We had a very slow week-end. Some friends came home saturday evening, and we went to sleep after too much food, wine, beer and video games. No wonder why it was so hard to get out of bed Sunday morning. So instead of getting things done, we spent some time together, talking about C³ on the pillow. Alex was telling me how existing programming languages were inspiring him and making things possible for him. He suggested I wrote something about it. I thought it was a very good idea.
C³ doesn’t intend to change everything, on the contrary, my husband want to take what is best in the already existing languages and bring that to the next level. Reinventing the wheel is not about starting from scratch, it’s about learning from the past, taking advantage of the tools you have, that your ancestors didn’t, and innovating at the same time.
Low-level inspirations
An inspiration I didn’t expect was LLVM. We have coded in C and C++ for so many years, those languages infused themselves into our mind. But LLVM has been in our live since so little time, and we haven’t really coded with it, and yet it seems to be an important source of solutions for problems he had earlier this year. Almost too good to be true.

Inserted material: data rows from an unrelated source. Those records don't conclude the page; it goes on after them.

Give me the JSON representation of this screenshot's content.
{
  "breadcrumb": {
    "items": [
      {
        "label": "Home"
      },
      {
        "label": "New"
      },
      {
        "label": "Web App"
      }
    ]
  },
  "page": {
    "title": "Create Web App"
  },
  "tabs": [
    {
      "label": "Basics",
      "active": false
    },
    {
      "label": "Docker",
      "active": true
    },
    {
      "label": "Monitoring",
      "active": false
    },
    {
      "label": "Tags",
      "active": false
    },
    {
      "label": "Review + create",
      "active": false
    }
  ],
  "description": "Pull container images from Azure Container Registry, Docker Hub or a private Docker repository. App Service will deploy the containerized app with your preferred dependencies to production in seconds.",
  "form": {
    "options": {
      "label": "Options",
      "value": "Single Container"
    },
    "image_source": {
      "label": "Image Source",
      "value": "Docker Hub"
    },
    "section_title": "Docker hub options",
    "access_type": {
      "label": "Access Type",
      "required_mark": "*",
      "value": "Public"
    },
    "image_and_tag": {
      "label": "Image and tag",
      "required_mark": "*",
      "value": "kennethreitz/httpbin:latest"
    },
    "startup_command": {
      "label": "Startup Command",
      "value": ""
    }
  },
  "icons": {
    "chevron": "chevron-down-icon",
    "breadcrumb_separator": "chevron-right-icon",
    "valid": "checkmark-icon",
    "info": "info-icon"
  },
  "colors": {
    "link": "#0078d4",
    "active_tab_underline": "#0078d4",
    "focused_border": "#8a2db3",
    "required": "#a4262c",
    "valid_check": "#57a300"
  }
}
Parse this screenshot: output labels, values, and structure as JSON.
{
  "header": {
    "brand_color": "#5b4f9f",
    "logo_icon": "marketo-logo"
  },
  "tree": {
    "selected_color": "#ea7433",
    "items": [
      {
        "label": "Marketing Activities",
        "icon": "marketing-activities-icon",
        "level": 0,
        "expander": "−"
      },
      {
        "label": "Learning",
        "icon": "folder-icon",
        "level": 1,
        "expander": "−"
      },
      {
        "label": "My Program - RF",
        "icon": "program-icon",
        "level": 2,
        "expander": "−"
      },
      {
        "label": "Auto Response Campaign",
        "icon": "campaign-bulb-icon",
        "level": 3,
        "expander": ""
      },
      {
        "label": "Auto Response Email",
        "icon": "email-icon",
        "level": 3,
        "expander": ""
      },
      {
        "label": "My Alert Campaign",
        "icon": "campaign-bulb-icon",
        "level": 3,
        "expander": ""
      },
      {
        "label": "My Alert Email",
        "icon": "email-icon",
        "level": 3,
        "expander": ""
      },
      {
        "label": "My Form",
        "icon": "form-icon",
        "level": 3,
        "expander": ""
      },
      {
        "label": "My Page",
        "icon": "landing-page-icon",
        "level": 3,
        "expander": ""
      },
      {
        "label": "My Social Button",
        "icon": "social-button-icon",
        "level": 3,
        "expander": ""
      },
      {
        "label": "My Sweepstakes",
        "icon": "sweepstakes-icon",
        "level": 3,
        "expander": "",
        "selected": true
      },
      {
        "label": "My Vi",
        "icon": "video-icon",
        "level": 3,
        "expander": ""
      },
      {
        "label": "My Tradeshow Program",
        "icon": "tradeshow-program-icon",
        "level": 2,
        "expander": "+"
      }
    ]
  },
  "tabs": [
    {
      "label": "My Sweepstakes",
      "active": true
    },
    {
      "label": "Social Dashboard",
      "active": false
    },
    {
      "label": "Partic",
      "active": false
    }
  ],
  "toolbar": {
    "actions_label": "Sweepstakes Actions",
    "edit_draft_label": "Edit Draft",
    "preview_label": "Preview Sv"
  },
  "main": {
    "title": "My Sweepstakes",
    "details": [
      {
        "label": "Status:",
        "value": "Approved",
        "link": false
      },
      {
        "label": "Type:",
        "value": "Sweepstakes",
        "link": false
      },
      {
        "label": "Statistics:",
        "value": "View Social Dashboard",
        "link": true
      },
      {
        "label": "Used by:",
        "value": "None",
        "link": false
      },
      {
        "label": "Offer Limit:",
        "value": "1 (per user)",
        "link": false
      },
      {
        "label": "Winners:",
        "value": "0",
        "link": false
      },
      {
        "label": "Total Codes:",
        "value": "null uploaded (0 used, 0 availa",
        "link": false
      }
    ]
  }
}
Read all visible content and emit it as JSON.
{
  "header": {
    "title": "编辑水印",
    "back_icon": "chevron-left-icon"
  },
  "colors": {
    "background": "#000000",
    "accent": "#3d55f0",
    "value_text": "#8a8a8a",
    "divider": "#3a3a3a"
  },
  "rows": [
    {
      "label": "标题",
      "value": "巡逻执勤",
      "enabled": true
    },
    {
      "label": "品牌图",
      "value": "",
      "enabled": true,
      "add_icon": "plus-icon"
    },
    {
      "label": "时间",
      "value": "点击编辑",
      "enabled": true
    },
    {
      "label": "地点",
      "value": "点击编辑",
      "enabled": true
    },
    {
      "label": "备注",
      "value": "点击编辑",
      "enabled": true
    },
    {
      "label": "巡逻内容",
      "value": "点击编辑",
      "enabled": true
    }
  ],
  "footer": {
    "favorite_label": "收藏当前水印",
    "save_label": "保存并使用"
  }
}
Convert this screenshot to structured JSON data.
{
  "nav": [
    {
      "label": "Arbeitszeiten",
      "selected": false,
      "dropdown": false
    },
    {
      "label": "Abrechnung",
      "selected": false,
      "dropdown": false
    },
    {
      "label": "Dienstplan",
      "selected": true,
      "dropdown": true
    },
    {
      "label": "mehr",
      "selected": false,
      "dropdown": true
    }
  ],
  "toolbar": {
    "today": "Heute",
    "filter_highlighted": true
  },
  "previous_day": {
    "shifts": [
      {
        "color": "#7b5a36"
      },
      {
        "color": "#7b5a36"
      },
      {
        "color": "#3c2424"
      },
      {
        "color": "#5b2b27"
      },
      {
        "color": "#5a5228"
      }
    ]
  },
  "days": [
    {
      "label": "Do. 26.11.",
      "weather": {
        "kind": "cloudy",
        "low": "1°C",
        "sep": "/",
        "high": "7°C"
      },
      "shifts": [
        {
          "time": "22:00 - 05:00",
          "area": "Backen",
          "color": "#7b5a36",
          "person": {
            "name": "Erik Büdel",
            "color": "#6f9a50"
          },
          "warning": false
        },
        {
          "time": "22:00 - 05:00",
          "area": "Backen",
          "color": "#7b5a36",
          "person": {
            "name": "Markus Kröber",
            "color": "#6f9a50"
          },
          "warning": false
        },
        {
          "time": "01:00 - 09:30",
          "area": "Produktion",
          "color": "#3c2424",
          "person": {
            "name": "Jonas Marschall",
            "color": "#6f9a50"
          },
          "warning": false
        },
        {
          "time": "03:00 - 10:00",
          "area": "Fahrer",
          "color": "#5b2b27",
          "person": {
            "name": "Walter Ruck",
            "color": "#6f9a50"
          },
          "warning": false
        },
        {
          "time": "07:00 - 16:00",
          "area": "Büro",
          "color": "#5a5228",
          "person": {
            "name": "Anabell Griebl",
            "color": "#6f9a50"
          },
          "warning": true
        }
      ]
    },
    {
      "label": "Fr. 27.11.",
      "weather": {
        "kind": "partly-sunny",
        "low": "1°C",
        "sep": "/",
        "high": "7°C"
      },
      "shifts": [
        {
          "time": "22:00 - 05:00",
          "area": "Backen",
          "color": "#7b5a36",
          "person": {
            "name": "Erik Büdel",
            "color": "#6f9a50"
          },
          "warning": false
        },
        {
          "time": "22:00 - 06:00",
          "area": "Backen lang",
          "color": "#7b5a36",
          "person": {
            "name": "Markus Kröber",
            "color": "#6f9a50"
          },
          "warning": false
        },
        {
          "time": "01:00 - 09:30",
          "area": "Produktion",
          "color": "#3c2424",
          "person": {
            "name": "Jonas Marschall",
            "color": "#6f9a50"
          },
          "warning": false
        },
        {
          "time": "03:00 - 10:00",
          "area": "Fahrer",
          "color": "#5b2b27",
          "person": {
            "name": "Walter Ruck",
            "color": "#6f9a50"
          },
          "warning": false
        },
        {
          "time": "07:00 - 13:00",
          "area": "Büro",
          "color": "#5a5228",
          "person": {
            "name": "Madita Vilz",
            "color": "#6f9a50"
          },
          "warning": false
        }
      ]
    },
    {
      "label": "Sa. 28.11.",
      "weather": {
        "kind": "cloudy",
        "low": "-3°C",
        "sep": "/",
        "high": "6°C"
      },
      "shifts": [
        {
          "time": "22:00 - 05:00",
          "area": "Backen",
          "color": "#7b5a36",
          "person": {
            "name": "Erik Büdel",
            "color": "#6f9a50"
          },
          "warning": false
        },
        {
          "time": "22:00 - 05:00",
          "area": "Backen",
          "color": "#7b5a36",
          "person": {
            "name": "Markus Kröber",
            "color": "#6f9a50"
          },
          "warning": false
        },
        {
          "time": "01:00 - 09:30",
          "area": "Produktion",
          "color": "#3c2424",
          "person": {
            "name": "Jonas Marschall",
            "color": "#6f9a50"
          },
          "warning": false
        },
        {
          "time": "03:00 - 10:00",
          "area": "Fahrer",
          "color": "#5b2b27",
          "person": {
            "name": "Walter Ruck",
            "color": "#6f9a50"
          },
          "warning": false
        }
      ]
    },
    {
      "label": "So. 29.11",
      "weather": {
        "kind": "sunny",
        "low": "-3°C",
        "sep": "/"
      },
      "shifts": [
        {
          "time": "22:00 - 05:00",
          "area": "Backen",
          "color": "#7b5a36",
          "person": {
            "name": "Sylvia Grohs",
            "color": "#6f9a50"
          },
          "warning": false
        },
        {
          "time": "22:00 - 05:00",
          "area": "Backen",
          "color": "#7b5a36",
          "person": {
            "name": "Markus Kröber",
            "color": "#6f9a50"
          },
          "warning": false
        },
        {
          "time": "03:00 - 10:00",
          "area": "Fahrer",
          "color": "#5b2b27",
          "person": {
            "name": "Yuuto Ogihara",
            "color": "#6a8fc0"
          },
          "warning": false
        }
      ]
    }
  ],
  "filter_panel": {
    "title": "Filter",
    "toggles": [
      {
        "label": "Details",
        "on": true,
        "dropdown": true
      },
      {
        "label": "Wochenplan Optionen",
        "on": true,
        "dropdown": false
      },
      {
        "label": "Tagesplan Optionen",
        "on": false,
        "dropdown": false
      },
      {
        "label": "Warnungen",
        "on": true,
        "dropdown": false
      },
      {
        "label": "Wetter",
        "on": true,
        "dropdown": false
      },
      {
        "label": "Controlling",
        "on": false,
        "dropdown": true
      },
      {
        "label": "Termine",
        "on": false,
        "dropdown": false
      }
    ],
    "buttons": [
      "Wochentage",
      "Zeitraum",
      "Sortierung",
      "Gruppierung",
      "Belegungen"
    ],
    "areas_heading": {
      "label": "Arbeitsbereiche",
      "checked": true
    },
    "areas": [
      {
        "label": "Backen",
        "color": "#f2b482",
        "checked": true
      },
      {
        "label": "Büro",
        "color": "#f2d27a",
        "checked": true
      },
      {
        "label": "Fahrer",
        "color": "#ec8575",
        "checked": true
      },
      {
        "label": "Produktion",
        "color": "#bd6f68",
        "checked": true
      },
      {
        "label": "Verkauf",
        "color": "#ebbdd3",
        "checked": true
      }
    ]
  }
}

The first thing that came to mind was that LLVM makes a perfect back-end. It fits the requirements: low-level enough to provide performance and control, and a special attention to performance as well. The C³ compiler code is planned to be flexible to support different back-ends, but it seems very likely that LLVM will be the first one.
But LLVM is not only a tool, its implementation contains some nice things too. The analysis and optimizations that LLVM makes on the SSA form (Static Single Assignment) is very inspiring. The algorithms behind this are very powerful and my husband want to adapt them for his own optimization system, or in short, apply them for high-level types. The list is very long, but to name a few: ”Dead-code elimination”, “Constant propagation”, and “Combine redundant instructions”.
Good old C is also an inspiration. To be more specific, he really likes the way the abstractions of the language directly map on the different modern computer architectures. As he mentioned in his latest notes: the flexibility of a set of native abstractions (that may change between target machines!) may be the core element that will allow C³ to be the bridge toward the next generation of computers.
Syntax and types
I talked a lot about C++ as an inspiration. One feature of C++ that he wants to push beyond its current boundary is the ability for the user to create his own types. What he wants is to make user-defined types first-class citizens of the language. Int, float, long and double don’t have to be special cases. The language architecture is done in a way that allows every type to be used without additional limitations, optimized as much as intrinsic types would have been.
The C++ syntax is a familiar one but flawed in so many ways, especially the type declaration syntax. Bjarne Stroustrup admit himself that he kept it this way only for backward compatibility with C. It is a mess to parse and some contradictions have led to many debates: do I put my * with the pointee type or with the pointer name? But yet many languages like Java and D continue to use it as an inspiration for syntax, C³ as well. The reality is that the C++ syntax contains everything necessary for a good syntax and people love it! It just need a good clean-up. My husband describes the C³ syntax as a “naive” version of the C++ syntax, which means what you would think the syntax is intuitively instead of the one you discover in the field.
Multiple paradigms
Having multiple paradigms is a major aspect that my husband want to push farther. Being able to mix and match different programming styles with the same language is a rare quality that we love in C++. Some believe in purity of style, we believe that the right toolbox has a variety of tools that cover most situations, and even allows you to build your own!
One of these tools is generic programming. In C++, it is a powerful but complex style. Templates have allowed for this to be possible by decoupling the algorithms from the data structures they are processing. Inspired by the writings of Alex Stepanov and his work on STL, my husband intends to make generic programming something more intuitive, for example with the unification of static and dynamic polymorphism.
My husband often says that functional programming is an important part of C³ with the use of functions and closures. In C³ it is done with a “function” type that allows functions to be assigned to variable (that means support for closures as well). When I think about LISP, I think about parenthesis. But reading the essays of Paul Graham, I have to admit that functional programming can often be the best tool for the job, especially if the syntax is made convivial. An unexpected inspiration that has lots of potential.
Not only does he plan the unification of static and dynamic polymorphism, he is planning the unification of imperative and functional programming as well, isn’t it interesting…
So many…
Each of these elements would be worthy of a post by themselves, and there are so many other inspirations, aside from those we are not even conscious about! Great languages already exist and we have so much to learn from them. I find it very exciting to delve in this complex but so fascinating field that is programming language design. And just in case you worry about the impact of all this in our couple, we do talk about C³ often but we still try to get some things done, we are almost over with the wedding thanks cards. I know we are very late on this… Better late than never!